A. Heinker schrieb am 01.10.2008, 22:29
Gegendarstellung:
www.bmas.de/coremedia/generator/28552/property=pdf/2008__10__01__gesetzentwurf__rechte__behinderter__menschen.pdf
siehe Seite 50:
Sofern also zusätzliche Umstände vorliegen, die eine Freiheitsentziehung rechtfertigen, kann diese auch dann zulässig sein, wenn die die Freiheitsentziehung begründenden Umstände mit einer Behinderung zusammenhängen.
Das ist unwahr und Betrug an der Konvention, denn in Art 14 1b steht hingegen:
"Das Vorliegen einer Behinderung rechtfertigt in KEINEM Fall eine Freiheitsentziehung."

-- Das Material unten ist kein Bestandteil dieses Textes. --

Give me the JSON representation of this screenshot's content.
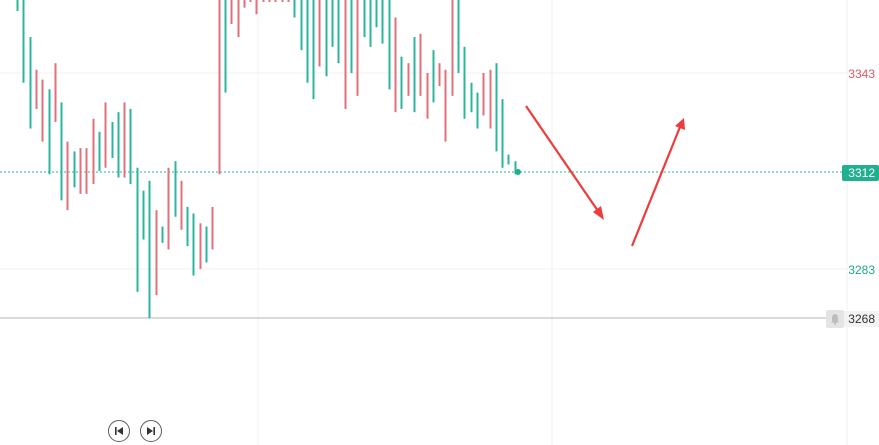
{
  "chart_data": {
    "type": "candlestick",
    "bar_style": "ohlc-vertical-line",
    "y_ticks": [
      "3343",
      "3283"
    ],
    "grid": true,
    "current_price": "3312",
    "reference_price": "3268",
    "colors": {
      "up": "#e0727a",
      "down": "#2ab59c",
      "arrow": "#ef3b3b",
      "current_price_bg": "#20b08f",
      "reference_line": "#b5b5b5",
      "grid": "#f2f2f2",
      "text_up": "#d85a65",
      "text_down": "#20a88f"
    },
    "ylim": [
      3240,
      3390
    ],
    "bars": [
      {
        "high": 3395,
        "low": 3362,
        "dir": "down"
      },
      {
        "high": 3373,
        "low": 3340,
        "dir": "down"
      },
      {
        "high": 3354,
        "low": 3326,
        "dir": "down"
      },
      {
        "high": 3344,
        "low": 3332,
        "dir": "up"
      },
      {
        "high": 3341,
        "low": 3322,
        "dir": "up"
      },
      {
        "high": 3338,
        "low": 3312,
        "dir": "down"
      },
      {
        "high": 3346,
        "low": 3328,
        "dir": "up"
      },
      {
        "high": 3334,
        "low": 3304,
        "dir": "down"
      },
      {
        "high": 3322,
        "low": 3301,
        "dir": "up"
      },
      {
        "high": 3319,
        "low": 3308,
        "dir": "down"
      },
      {
        "high": 3320,
        "low": 3306,
        "dir": "up"
      },
      {
        "high": 3320,
        "low": 3306,
        "dir": "up"
      },
      {
        "high": 3329,
        "low": 3309,
        "dir": "up"
      },
      {
        "high": 3325,
        "low": 3313,
        "dir": "down"
      },
      {
        "high": 3334,
        "low": 3314,
        "dir": "up"
      },
      {
        "high": 3328,
        "low": 3317,
        "dir": "down"
      },
      {
        "high": 3331,
        "low": 3311,
        "dir": "down"
      },
      {
        "high": 3334,
        "low": 3311,
        "dir": "up"
      },
      {
        "high": 3332,
        "low": 3309,
        "dir": "down"
      },
      {
        "high": 3314,
        "low": 3276,
        "dir": "down"
      },
      {
        "high": 3307,
        "low": 3292,
        "dir": "down"
      },
      {
        "high": 3310,
        "low": 3268,
        "dir": "down"
      },
      {
        "high": 3301,
        "low": 3275,
        "dir": "up"
      },
      {
        "high": 3296,
        "low": 3291,
        "dir": "down"
      },
      {
        "high": 3314,
        "low": 3289,
        "dir": "up"
      },
      {
        "high": 3316,
        "low": 3299,
        "dir": "down"
      },
      {
        "high": 3310,
        "low": 3295,
        "dir": "up"
      },
      {
        "high": 3302,
        "low": 3290,
        "dir": "down"
      },
      {
        "high": 3300,
        "low": 3281,
        "dir": "down"
      },
      {
        "high": 3297,
        "low": 3283,
        "dir": "up"
      },
      {
        "high": 3296,
        "low": 3285,
        "dir": "down"
      },
      {
        "high": 3302,
        "low": 3289,
        "dir": "up"
      },
      {
        "high": 3377,
        "low": 3312,
        "dir": "up"
      },
      {
        "high": 3390,
        "low": 3337,
        "dir": "down"
      },
      {
        "high": 3388,
        "low": 3358,
        "dir": "up"
      },
      {
        "high": 3384,
        "low": 3354,
        "dir": "up"
      },
      {
        "high": 3394,
        "low": 3363,
        "dir": "up"
      },
      {
        "high": 3395,
        "low": 3375,
        "dir": "up"
      },
      {
        "high": 3395,
        "low": 3361,
        "dir": "up"
      },
      {
        "high": 3395,
        "low": 3374,
        "dir": "up"
      },
      {
        "high": 3395,
        "low": 3385,
        "dir": "up"
      },
      {
        "high": 3395,
        "low": 3386,
        "dir": "up"
      },
      {
        "high": 3395,
        "low": 3381,
        "dir": "up"
      },
      {
        "high": 3395,
        "low": 3376,
        "dir": "up"
      },
      {
        "high": 3395,
        "low": 3360,
        "dir": "down"
      },
      {
        "high": 3391,
        "low": 3350,
        "dir": "down"
      },
      {
        "high": 3385,
        "low": 3340,
        "dir": "down"
      },
      {
        "high": 3386,
        "low": 3335,
        "dir": "down"
      },
      {
        "high": 3384,
        "low": 3345,
        "dir": "up"
      },
      {
        "high": 3384,
        "low": 3342,
        "dir": "down"
      },
      {
        "high": 3381,
        "low": 3351,
        "dir": "down"
      },
      {
        "high": 3383,
        "low": 3346,
        "dir": "down"
      },
      {
        "high": 3384,
        "low": 3332,
        "dir": "up"
      },
      {
        "high": 3376,
        "low": 3343,
        "dir": "down"
      },
      {
        "high": 3378,
        "low": 3336,
        "dir": "up"
      },
      {
        "high": 3395,
        "low": 3354,
        "dir": "down"
      },
      {
        "high": 3393,
        "low": 3351,
        "dir": "down"
      },
      {
        "high": 3381,
        "low": 3357,
        "dir": "down"
      },
      {
        "high": 3393,
        "low": 3352,
        "dir": "down"
      },
      {
        "high": 3380,
        "low": 3338,
        "dir": "down"
      },
      {
        "high": 3360,
        "low": 3331,
        "dir": "up"
      },
      {
        "high": 3348,
        "low": 3332,
        "dir": "down"
      },
      {
        "high": 3346,
        "low": 3336,
        "dir": "up"
      },
      {
        "high": 3354,
        "low": 3331,
        "dir": "down"
      },
      {
        "high": 3355,
        "low": 3336,
        "dir": "up"
      },
      {
        "high": 3343,
        "low": 3329,
        "dir": "up"
      },
      {
        "high": 3350,
        "low": 3334,
        "dir": "down"
      },
      {
        "high": 3346,
        "low": 3339,
        "dir": "up"
      },
      {
        "high": 3344,
        "low": 3322,
        "dir": "up"
      },
      {
        "high": 3371,
        "low": 3336,
        "dir": "up"
      },
      {
        "high": 3366,
        "low": 3343,
        "dir": "down"
      },
      {
        "high": 3351,
        "low": 3329,
        "dir": "down"
      },
      {
        "high": 3340,
        "low": 3331,
        "dir": "down"
      },
      {
        "high": 3337,
        "low": 3326,
        "dir": "down"
      },
      {
        "high": 3343,
        "low": 3330,
        "dir": "up"
      },
      {
        "high": 3344,
        "low": 3326,
        "dir": "up"
      },
      {
        "high": 3346,
        "low": 3319,
        "dir": "down"
      },
      {
        "high": 3335,
        "low": 3314,
        "dir": "down"
      },
      {
        "high": 3318,
        "low": 3315,
        "dir": "down"
      },
      {
        "high": 3316,
        "low": 3312,
        "dir": "down"
      }
    ]
  },
  "controls": {
    "prev_icon": "skip-back-icon",
    "next_icon": "skip-forward-icon",
    "alert_icon": "bell-icon"
  }
}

Zugunsten der Behauptung im Gesetzentwurf der Bundesregierung gibt es also keinerlei Interpretationsspielraum.
A. Heinker
Max Mütze schrieb am 01.10.2008, 19:25
... wenn die Bundeskanzlerin und ihr Kabinett das Ratifikationsgesetz für die UN-Behindertenrechtskonvention endlich auf den parlamentarischen Weg durch Bundestag und Bundesrat bringen. Angela Merkel stand schließlich im Wort nach ihrer Begegnung mit dem Deutschen Behindertenrat. Der scheidende VdK-Chef Hirrlinger hat das noch einmal angemahnt, bevor er in den wohl verdienten Ruhestand tritt.
Max Bleif schrieb am 01.10.2008, 16:20
Ich finde es geradezu tragisch, wenn auch nicht sonderlich überraschend, dass diese Bundesregierung immer erst getreten werden muß, bevor sie sich mal bewegt.